Curious Stone formation
Rather than take a path that leads back uphill, I decide to take my shoes off and paddle around the rocks and onto Middle Beach.

 I stop and have a chat with a elderly gentleman that used to work in Chadwell Heath but has since moved to the Isle of Wight 10 years ago and hasn't regretted it ever since! You can see the Isle of Wight from here!



I walk on, onto Knoll Beach and eventually onto Studland Beach.

 Before I knew it I had walked unknowing onto it seems the UK best and famous Studland Bay nudist beach! There were bits hanging everywhere!
With a history going back as far as the 1920s, naturism has become a distinctive part of the landscape on the Studland peninsular. Today, Studland has probably the best known official naturist beach in Britain.

The naturist area is located on Knoll Beach and comprises a 900m stretch of coastline.

The area is clearly marked with green-topped posts and blue signs. We ask naturists to be clothed if they're outside the designated area.





















Not one to waste a new experience, I stripped of and had a swim!

 The water was so warm , probably down to it being shallow and it was so hot!


After my swim I walked on off the nudist beach and the famous Sandbanks come into view.


Sandbanks is a small peninsula (1 km2 or 0.39 sq mi) crossing the mouth of Poole Harbour. It is well known for the highly regarded Sandbanks Beach and property value; Sandbanks has, by area, the fourth highest land value in the world. The Sandbanks and Canford Cliffs Coastline area has been dubbed as "Britain's Palm Beach" by the national media.
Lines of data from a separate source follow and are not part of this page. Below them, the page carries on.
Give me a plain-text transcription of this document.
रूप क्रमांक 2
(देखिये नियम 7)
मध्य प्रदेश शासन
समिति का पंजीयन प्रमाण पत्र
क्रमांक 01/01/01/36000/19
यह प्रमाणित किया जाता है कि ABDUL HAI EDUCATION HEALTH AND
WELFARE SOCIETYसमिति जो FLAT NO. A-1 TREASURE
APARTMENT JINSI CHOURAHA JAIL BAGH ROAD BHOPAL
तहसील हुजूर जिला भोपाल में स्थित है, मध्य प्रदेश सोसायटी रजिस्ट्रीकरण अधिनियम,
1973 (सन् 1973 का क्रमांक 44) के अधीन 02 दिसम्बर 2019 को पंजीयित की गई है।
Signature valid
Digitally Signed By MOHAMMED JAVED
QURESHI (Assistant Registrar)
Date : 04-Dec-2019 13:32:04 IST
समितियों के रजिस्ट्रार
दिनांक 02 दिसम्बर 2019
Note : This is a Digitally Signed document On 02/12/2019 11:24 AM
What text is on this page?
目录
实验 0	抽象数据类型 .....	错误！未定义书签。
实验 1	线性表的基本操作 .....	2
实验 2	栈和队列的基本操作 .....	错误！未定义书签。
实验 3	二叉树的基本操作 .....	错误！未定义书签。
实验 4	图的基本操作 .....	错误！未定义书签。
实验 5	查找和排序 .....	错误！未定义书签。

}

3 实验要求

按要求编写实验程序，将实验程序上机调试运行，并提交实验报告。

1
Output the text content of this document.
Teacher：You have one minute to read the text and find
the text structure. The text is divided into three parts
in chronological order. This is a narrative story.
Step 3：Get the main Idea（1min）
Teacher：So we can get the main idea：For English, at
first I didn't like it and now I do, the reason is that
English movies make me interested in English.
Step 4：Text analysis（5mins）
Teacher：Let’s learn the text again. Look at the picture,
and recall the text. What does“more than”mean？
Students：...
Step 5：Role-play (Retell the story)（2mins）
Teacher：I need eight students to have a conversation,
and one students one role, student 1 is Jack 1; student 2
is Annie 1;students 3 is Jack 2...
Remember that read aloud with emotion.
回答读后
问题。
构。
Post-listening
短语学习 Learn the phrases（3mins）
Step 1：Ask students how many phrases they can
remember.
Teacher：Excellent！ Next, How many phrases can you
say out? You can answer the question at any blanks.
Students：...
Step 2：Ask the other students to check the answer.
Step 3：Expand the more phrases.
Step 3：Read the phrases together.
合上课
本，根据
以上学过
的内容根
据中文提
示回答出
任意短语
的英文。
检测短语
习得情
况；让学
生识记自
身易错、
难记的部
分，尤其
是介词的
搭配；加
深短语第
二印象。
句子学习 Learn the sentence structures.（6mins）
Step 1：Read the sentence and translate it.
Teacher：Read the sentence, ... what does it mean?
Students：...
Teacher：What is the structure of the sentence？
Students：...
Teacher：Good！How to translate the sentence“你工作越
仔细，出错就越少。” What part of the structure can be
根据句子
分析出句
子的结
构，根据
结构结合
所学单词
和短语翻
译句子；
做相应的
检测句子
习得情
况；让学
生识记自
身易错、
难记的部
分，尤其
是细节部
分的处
The adjacent areas of Lilliput, Branksome Park and Canford Cliffs, also have the largest concentration of expensive properties outside London. In 2005 a modest bungalow on the peninsula sold for £3m, despite its state of disrepair. The same bungalow, in the same condition, went on sale in 2007 for £4m, attracting further attention.

Sandbanks' properties have been adversely affected by the Financial crisis of 2007–2010, with a significant fall in house prices across the area. However, in July 2009 a 1,393-square-metre (14,990 sq ft) empty plot of land on the peninsula was put up for sale for £13.5m – the equivalent of nearly £10,000 per square metre.


Sandbanks Ferry
Sandbanks is connected to Studland by a chain ferry, the Sandbanks Ferry, which runs across the mouth of the harbour.

 I walk back the way I came back along the nudist beach and another swim.

Looking across to Old Harrys Rocks


 I reach the car after 8 and a half miles in glorious weather.
I drive back home and stop in a lay-by to take the pictures below looking over Studland Bay.


 One final stop to take  picture of Corfe Castle, shame I didn't have time to visit.

Corfe Castle is a fortification standing above the village of the same name on the Isle of Purbeck in the English county of Dorset. Built by William the Conqueror, the castle dates to the 11th century and commands a gap in the Purbeck Hills on the route between Wareham and Swanage. The first phase was one of the earliest castles in England to be built at least partly using stone when the majority were built with earth and timber. Corfe Castle underwent major structural changes in the 12th and 13th centuries.